15. It's just a name, and it "doesn't matter what you call it." The treatment protocol is the same either way, so you're fine with a diagnosis of "Hypermobility Syndrome" (HMS), "Generalized Hypermobility of Joints," "Joint Hypermobility Syndrome" (JHS), or "Benign Joint Hypermobility Syndrome" (BJHS).
Personally, I disagree with this statement, and in some situations, such as having surgery or even in receiving referrals and appropriate treatment, having the proper diagnosis does matter.

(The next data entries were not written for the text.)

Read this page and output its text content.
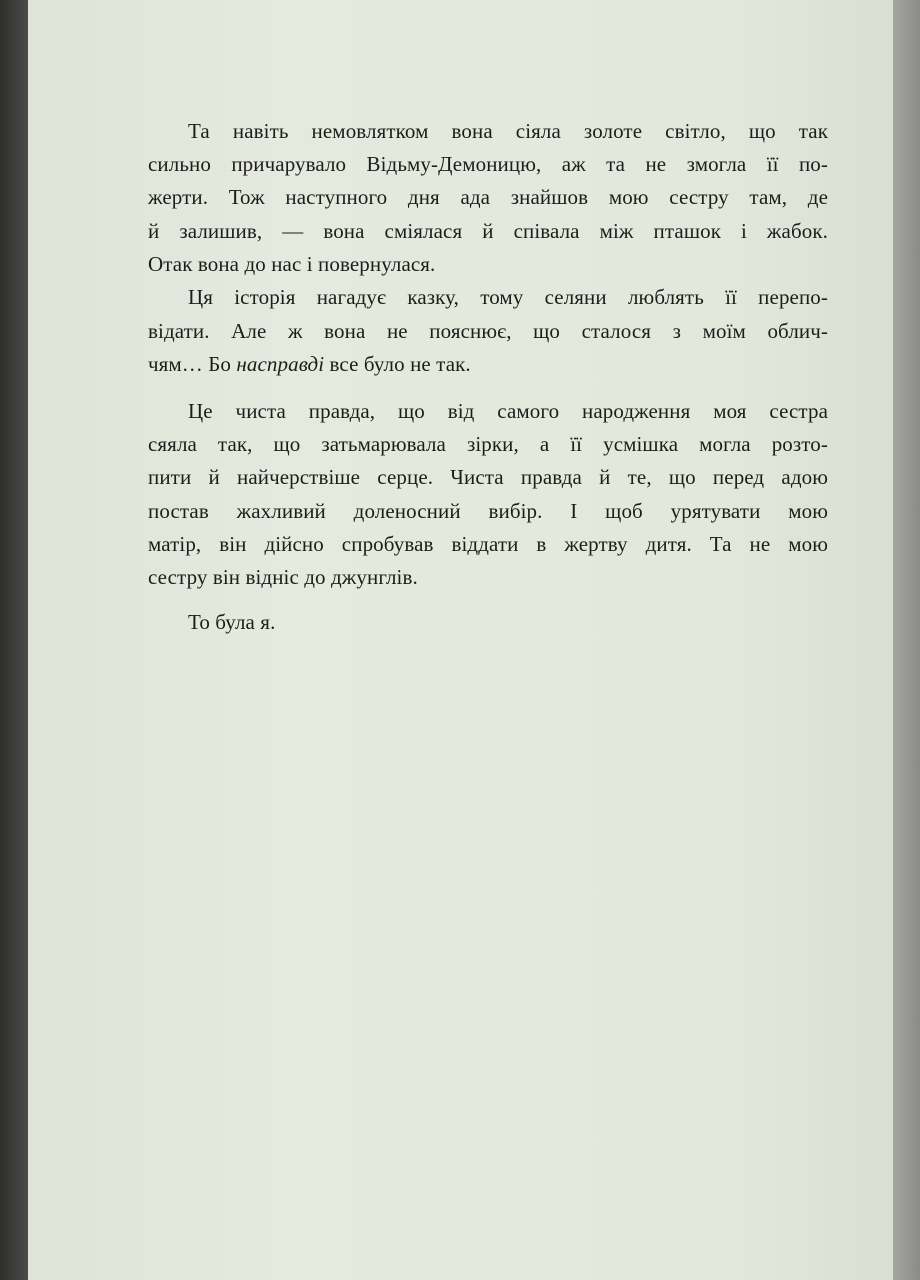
Та навіть немовлятком вона сіяла золоте світло, що так
сильно причарувало Відьму-Демоницю, аж та не змогла її по-
жерти. Тож наступного дня ада знайшов мою сестру там, де
й залишив, — вона сміялася й співала між пташок і жабок.
Отак вона до нас і повернулася.
Ця історія нагадує казку, тому селяни люблять її перепо-
відати. Але ж вона не пояснює, що сталося з моїм облич-
чям… Бо насправді все було не так.
Це чиста правда, що від самого народження моя сестра
сяяла так, що затьмарювала зірки, а її усмішка могла розто-
пити й найчерствіше серце. Чиста правда й те, що перед адою
постав жахливий доленосний вибір. І щоб урятувати мою
матір, він дійсно спробував віддати в жертву дитя. Та не мою
сестру він відніс до джунглів.
То була я.
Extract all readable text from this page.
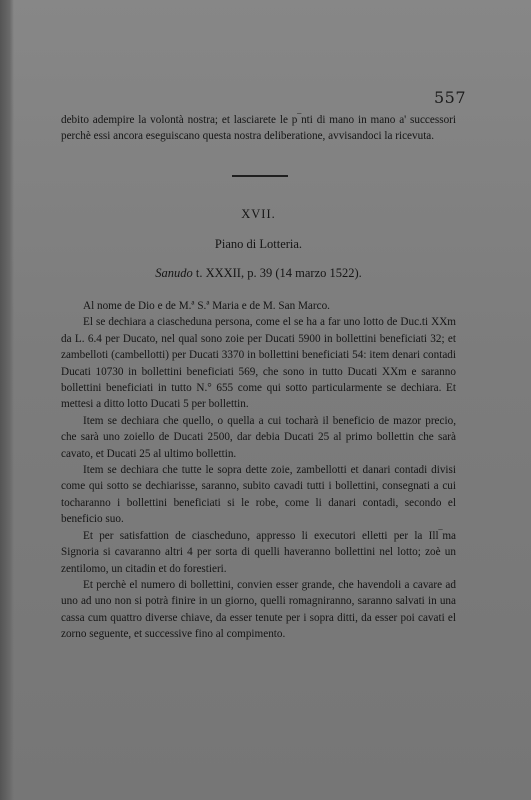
557

debito adempire la volontà nostra; et lasciarete le p‾nti di mano in mano a' successori perchè essi ancora eseguiscano questa nostra deliberatione, avvisandoci la ricevuta.

XVII.
Piano di Lotteria.
Sanudo t. XXXII, p. 39 (14 marzo 1522).

Al nome de Dio e de M.ª S.ª Maria e de M. San Marco.

El se dechiara a ciascheduna persona, come el se ha a far uno lotto de Duc.ti XXm da L. 6.4 per Ducato, nel qual sono zoie per Ducati 5900 in bollettini beneficiati 32; et zambelloti (cambellotti) per Ducati 3370 in bollettini beneficiati 54: item denari contadi Ducati 10730 in bollettini beneficiati 569, che sono in tutto Ducati XXm e saranno bollettini beneficiati in tutto N.° 655 come qui sotto particularmente se dechiara. Et mettesi a ditto lotto Ducati 5 per bollettin.

Item se dechiara che quello, o quella a cui tocharà il beneficio de mazor precio, che sarà uno zoiello de Ducati 2500, dar debia Ducati 25 al primo bollettin che sarà cavato, et Ducati 25 al ultimo bollettin.

Item se dechiara che tutte le sopra dette zoie, zambellotti et danari contadi divisi come qui sotto se dechiarisse, saranno, subito cavadi tutti i bollettini, consegnati a cui tocharanno i bollettini beneficiati si le robe, come li danari contadi, secondo el beneficio suo.

Et per satisfattion de ciascheduno, appresso li executori elletti per la Ill‾ma Signoria si cavaranno altri 4 per sorta di quelli haveranno bollettini nel lotto; zoè un zentilomo, un citadin et do forestieri.

Et perchè el numero di bollettini, convien esser grande, che havendoli a cavare ad uno ad uno non si potrà finire in un giorno, quelli romagniranno, saranno salvati in una cassa cum quattro diverse chiave, da esser tenute per i sopra ditti, da esser poi cavati el zorno seguente, et successive fino al compimento.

Overall, I disagree the most with the term "Benign Joint Hypermobility Syndrome," as the word 'benign' can invalidate the patient's experience. Many in the medical community agree, stating the diagnosis of "Benign Joint Hypermobility Syndrome" is "now in disuse as JHS should be no longer considered a 'benign' condition." However, the geneticist I saw in Denver, in June 2016, must not have gotten this memo. Regardless, Joint Hypermobility Syndrome "is indistinguishable from the hypermobility type of Ehlers-Danlos Syndrome." The name MATTERS. Having an ANSWER matters. The DIAGNOSIS matters. Being able to UNDERSTAND matters. ACCEPTANCE matters. AWARENESS MATTERS.